Published In

Ottawa Law Review

Document Type

Working Paper

Publication Date

2020

Subjects

murder sentencing, parole ineligibility, multiple murders, consecutive parole ineligibility

Abstract

A number of legal developments in recent years suggest that murder sentencing may be becoming increasingly punitive. This study examines two aspects of setting parole ineligibility. First, using cases from three two-year time periods spanning the past three decades, the authors explore whether judicial calculations of parole ineligibility for second degree murder have changed over time. Second, the authors examine changes enacted in 2011 to allow parole ineligibility to be imposed consecutively for those who commit more than one murder.

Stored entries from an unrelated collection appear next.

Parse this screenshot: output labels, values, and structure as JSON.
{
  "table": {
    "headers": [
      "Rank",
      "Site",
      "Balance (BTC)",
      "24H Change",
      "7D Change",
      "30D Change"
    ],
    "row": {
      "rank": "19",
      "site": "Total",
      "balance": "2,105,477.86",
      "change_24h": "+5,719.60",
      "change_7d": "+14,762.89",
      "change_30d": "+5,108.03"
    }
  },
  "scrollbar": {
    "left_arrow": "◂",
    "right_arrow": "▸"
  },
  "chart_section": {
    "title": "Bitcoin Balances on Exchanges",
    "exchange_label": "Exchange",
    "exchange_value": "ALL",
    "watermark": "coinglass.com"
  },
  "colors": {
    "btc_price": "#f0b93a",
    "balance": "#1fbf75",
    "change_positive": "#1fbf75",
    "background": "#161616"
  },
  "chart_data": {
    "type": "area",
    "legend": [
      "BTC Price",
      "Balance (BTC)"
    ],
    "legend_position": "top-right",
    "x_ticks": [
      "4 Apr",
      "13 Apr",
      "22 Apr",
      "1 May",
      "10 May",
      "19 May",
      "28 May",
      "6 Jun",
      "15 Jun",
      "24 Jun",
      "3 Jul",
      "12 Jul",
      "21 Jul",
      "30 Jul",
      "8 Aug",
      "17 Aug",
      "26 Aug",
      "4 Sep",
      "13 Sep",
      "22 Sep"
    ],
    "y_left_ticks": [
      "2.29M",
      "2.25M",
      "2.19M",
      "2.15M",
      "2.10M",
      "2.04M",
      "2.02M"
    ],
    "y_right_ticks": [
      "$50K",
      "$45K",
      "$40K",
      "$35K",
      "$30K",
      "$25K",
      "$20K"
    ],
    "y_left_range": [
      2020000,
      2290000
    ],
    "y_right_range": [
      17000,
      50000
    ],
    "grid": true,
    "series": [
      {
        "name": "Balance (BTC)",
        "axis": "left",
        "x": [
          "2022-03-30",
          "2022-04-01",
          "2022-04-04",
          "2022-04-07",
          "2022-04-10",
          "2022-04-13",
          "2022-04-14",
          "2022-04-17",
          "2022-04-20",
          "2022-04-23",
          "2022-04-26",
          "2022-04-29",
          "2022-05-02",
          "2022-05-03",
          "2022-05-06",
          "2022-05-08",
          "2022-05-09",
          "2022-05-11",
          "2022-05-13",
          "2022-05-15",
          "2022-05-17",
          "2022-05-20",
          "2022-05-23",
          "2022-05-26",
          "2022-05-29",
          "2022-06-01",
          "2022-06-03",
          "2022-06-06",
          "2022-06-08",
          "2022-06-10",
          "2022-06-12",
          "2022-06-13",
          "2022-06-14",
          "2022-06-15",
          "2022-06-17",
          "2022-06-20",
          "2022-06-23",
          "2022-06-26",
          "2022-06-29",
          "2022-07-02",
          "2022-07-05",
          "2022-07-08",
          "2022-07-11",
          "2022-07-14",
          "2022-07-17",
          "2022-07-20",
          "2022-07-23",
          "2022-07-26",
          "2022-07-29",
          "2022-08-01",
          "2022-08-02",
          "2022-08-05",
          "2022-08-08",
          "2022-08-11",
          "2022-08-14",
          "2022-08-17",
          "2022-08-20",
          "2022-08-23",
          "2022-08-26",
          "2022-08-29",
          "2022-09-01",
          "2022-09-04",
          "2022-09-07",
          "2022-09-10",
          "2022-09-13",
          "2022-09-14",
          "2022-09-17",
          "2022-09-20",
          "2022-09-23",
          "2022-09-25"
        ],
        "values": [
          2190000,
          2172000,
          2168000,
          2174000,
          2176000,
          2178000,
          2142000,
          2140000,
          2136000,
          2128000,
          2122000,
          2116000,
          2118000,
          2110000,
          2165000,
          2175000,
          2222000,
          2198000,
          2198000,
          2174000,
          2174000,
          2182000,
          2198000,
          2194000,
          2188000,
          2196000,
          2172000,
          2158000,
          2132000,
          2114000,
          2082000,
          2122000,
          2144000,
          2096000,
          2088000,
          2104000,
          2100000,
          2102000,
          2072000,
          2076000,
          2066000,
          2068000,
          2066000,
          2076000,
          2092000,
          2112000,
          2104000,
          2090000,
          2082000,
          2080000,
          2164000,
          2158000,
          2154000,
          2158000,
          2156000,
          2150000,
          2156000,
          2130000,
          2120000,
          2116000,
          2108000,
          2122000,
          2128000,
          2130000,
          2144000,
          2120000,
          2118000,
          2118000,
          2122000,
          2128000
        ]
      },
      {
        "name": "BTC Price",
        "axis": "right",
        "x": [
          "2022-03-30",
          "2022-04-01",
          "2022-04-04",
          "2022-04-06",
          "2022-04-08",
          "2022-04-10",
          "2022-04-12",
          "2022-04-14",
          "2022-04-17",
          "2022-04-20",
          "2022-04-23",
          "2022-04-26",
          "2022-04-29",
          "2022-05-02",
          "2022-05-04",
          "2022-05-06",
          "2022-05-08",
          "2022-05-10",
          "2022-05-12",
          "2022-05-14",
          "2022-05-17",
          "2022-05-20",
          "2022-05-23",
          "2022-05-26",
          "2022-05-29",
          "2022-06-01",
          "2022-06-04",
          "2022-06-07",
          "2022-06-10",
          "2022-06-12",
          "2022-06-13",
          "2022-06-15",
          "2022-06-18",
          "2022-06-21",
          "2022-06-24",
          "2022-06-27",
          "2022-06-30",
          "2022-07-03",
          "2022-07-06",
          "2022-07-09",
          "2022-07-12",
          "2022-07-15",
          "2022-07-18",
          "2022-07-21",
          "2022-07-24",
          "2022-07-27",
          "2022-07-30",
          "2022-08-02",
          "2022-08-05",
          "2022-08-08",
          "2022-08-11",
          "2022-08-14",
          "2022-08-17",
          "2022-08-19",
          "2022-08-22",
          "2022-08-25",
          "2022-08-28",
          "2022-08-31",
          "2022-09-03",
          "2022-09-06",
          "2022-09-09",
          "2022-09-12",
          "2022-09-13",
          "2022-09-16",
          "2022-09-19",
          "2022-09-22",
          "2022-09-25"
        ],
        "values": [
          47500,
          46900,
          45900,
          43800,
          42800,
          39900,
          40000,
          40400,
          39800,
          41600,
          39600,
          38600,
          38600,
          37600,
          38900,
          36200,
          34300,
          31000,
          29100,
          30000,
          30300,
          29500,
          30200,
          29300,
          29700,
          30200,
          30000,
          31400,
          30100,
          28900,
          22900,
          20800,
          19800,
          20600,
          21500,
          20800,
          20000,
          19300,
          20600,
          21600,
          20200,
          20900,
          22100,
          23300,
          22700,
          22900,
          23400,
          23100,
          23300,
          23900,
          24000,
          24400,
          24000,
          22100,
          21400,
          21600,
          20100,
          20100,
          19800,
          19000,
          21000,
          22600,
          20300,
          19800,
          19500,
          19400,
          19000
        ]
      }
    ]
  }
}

The study finds a national trend towards reduced reliance on the minimum 10-year period of parole ineligibility, a slight increase in parole ineligibility periods over time, and evidence that increasingly harsh parole ineligibility in Ontario may be driving the national trends. With respect to consecutive periods of parole ineligibility, the cases suggest that courts are imposing consecutive parole ineligibility in just less than 45% of the eligible cases with that result being more likely where the victims include strangers. Courts in Ontario and Alberta have thus far shown the highest rates of consecutive parole ineligibility while British Columbia has resisted this trend. The authors conclude that some kind of review mechanism, like a faint hope clause, is necessary to temper the harshness of these increasingly long periods of parole ineligibility and that further study is warranted to explore the preliminary trends identified in this study.